Visual Representation of Query Structures

August 31, 2010

As the size of a chemical structure database increases, so does the need for advanced query tools. A common feature of large structure databases is hitset pruning through the use of query atoms and query bonds. But how should the necessary 'query structures' be displayed to chemists?

It turns out that different drawing packages use different methods of depiction. For example, two such packages are the PubChem Sketcher and Symyx/Draw, which you can see above offer different renderings of a sulfonamide-based molecular query structure.

Query structures will be an important new feature of ChemWriter 2, so it's important to provide a display method that's both clear and as expressive as possible. But how should we do this?

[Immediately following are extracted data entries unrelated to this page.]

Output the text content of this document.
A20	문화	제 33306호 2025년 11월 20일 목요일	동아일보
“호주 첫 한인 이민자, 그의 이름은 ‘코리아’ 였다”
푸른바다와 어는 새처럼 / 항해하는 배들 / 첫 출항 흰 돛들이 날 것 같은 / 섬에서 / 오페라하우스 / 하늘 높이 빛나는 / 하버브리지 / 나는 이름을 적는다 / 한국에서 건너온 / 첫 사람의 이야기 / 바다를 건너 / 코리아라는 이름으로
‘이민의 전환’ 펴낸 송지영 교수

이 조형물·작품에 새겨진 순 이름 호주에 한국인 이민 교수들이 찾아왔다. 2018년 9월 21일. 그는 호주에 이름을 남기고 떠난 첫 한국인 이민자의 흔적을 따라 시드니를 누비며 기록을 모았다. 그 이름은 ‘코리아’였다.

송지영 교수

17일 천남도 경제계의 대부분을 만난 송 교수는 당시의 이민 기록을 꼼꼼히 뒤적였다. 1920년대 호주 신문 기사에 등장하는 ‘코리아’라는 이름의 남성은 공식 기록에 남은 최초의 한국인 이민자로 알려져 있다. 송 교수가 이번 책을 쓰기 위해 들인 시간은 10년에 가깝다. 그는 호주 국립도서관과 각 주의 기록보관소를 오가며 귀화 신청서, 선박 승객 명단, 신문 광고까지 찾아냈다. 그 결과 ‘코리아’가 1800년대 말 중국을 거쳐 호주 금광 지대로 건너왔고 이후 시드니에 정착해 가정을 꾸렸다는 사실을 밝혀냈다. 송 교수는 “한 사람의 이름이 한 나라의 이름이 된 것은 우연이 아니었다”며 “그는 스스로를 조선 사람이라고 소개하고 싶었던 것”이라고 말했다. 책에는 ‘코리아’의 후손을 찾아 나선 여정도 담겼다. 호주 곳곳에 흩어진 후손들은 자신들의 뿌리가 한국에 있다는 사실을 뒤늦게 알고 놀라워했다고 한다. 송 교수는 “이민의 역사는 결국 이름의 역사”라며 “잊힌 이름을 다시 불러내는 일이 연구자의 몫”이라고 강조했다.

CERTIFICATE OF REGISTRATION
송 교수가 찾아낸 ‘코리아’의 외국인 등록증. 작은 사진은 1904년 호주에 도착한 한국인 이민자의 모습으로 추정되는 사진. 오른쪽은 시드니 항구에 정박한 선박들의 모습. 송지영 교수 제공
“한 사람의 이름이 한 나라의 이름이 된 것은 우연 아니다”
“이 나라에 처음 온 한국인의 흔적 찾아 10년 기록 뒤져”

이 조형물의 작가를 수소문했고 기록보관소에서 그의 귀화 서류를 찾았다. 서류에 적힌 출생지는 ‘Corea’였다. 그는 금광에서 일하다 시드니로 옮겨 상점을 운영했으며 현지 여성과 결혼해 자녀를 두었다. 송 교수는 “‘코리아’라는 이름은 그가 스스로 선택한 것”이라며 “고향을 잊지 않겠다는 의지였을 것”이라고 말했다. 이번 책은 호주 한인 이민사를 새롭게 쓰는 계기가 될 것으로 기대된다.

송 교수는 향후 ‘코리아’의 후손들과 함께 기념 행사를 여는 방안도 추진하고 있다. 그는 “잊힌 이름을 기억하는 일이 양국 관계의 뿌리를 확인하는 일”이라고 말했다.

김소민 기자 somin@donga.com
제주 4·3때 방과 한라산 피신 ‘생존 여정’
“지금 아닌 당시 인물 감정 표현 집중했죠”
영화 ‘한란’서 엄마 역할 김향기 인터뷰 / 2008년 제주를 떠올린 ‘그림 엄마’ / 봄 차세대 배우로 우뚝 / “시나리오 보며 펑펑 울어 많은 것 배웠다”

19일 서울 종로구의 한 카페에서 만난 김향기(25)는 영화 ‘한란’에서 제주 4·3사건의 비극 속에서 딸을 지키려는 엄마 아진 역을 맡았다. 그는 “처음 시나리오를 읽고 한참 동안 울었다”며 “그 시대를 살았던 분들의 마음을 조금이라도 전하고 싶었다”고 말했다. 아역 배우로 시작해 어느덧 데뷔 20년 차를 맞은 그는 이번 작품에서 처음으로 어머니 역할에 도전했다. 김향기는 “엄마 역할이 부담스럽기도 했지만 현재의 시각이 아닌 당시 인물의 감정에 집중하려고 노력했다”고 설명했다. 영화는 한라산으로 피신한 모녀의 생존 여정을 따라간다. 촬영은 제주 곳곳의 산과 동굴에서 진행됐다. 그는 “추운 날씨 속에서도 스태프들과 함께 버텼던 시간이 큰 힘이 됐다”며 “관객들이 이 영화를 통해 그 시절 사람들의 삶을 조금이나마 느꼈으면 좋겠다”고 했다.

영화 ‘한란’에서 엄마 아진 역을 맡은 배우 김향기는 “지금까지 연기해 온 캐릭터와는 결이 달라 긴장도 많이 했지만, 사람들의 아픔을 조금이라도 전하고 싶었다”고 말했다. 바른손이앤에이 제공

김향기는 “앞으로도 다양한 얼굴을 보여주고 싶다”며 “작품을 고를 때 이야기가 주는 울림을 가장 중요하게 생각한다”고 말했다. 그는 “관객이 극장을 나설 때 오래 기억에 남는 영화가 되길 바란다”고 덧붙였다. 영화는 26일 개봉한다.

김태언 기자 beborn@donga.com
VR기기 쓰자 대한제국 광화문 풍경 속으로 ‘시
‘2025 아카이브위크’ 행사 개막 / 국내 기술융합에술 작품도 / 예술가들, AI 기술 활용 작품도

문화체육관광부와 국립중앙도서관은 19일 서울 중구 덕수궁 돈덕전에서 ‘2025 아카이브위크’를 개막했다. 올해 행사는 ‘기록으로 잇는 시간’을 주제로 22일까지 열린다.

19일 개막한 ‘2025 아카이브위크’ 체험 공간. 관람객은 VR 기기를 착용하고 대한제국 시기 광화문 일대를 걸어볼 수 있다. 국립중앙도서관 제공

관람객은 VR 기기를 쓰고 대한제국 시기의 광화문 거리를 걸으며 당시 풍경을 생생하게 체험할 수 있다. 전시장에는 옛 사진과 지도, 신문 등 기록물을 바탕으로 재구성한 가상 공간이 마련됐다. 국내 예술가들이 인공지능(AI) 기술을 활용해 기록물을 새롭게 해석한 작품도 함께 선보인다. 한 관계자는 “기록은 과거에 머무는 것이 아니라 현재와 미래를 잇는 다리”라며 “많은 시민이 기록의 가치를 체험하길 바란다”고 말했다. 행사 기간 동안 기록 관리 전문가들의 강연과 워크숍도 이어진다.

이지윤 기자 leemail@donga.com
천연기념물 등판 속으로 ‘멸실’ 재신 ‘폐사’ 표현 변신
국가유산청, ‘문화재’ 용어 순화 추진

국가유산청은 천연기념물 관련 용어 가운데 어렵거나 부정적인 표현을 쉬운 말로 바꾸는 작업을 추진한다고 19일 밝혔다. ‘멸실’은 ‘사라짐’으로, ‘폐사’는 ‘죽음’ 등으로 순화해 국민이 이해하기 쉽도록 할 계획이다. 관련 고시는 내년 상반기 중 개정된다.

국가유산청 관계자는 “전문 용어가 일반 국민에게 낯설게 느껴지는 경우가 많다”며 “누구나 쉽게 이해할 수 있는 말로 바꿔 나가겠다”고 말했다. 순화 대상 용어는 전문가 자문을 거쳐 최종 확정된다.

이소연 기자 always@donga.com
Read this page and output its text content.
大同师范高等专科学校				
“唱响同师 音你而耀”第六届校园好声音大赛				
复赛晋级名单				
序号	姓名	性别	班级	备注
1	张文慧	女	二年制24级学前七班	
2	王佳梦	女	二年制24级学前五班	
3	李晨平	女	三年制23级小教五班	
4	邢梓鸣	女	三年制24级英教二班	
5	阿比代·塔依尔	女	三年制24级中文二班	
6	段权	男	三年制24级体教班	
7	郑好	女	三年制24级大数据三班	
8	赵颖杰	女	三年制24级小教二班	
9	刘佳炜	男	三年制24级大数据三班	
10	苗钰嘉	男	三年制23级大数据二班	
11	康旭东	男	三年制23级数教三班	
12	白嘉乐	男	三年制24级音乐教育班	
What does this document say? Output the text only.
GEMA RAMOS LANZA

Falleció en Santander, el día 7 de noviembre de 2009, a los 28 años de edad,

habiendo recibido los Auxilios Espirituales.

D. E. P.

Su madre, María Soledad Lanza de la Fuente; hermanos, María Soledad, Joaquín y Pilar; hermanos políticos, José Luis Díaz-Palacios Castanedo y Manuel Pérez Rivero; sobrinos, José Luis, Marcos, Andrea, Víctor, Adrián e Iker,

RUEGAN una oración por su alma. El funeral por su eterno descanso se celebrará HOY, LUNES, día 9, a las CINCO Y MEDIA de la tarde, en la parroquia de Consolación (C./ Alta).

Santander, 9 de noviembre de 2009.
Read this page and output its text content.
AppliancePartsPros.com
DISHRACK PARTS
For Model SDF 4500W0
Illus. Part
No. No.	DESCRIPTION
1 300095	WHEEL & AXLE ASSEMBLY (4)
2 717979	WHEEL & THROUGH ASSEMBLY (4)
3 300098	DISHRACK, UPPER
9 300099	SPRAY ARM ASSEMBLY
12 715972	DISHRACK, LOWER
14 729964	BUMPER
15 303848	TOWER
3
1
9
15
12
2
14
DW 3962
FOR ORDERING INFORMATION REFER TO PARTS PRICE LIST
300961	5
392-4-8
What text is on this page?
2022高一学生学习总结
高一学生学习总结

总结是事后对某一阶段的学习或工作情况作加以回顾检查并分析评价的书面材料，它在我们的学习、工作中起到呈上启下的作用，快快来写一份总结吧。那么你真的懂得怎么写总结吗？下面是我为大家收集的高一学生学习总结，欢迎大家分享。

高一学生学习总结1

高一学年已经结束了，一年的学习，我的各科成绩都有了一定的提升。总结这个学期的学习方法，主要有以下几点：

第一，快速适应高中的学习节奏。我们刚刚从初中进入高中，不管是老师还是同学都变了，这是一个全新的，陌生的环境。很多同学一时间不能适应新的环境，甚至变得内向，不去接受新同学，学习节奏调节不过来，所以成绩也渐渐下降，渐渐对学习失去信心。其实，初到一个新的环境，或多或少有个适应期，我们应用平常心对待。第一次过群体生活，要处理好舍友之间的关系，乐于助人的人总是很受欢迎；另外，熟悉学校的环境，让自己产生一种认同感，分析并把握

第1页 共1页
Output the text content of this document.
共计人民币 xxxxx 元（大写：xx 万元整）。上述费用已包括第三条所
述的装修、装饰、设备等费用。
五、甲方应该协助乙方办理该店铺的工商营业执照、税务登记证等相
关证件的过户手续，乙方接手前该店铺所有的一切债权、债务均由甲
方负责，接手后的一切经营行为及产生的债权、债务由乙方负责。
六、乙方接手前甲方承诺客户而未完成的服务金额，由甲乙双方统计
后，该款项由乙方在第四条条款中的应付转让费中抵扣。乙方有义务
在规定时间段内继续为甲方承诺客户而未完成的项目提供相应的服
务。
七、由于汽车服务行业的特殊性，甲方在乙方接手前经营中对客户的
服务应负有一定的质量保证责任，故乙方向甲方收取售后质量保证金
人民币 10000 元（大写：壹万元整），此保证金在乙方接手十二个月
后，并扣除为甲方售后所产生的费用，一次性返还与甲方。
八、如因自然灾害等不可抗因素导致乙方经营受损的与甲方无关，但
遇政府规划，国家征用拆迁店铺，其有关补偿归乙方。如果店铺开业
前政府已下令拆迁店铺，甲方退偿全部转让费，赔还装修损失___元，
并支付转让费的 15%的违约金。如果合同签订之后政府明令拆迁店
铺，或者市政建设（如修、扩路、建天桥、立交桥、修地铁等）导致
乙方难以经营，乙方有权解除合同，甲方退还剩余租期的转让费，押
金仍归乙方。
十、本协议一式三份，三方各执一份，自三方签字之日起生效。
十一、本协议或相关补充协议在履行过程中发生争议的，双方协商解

A recent paper from Rarey's group describing a new method for the display of query structures caught my eye. Like IUPAC's Graphical Representation Standards for Structure Diagrams from which it draws inspiration, this new study seeks to offer specific guidelines for visual structure representation, but from the perspective of molecular queries.

The authors report an intriguing system for the graphical representation of query structure elements, including those for atoms:

and bonds:

A SMARTS query viewer based on these principles is now available, as are a number of examples - in the paper itself and online. The paper's supplementary material contains both graphical legends and examples that help explain the new system.

An open question at this point is to what extent chemists will feel comfortable with the Rarey query display system. Although some motifs such as ring membership will look familiar, others such as red color coding for the "NOT" boolean operator will be less so.

On the other hand, it could be argued that any system that attempts to display query structures in all their detail to chemists will encounter the same problem; the work by Rarey's group simply attempts to provide a standardized way for doing so that harnesses the power of modern computer graphics.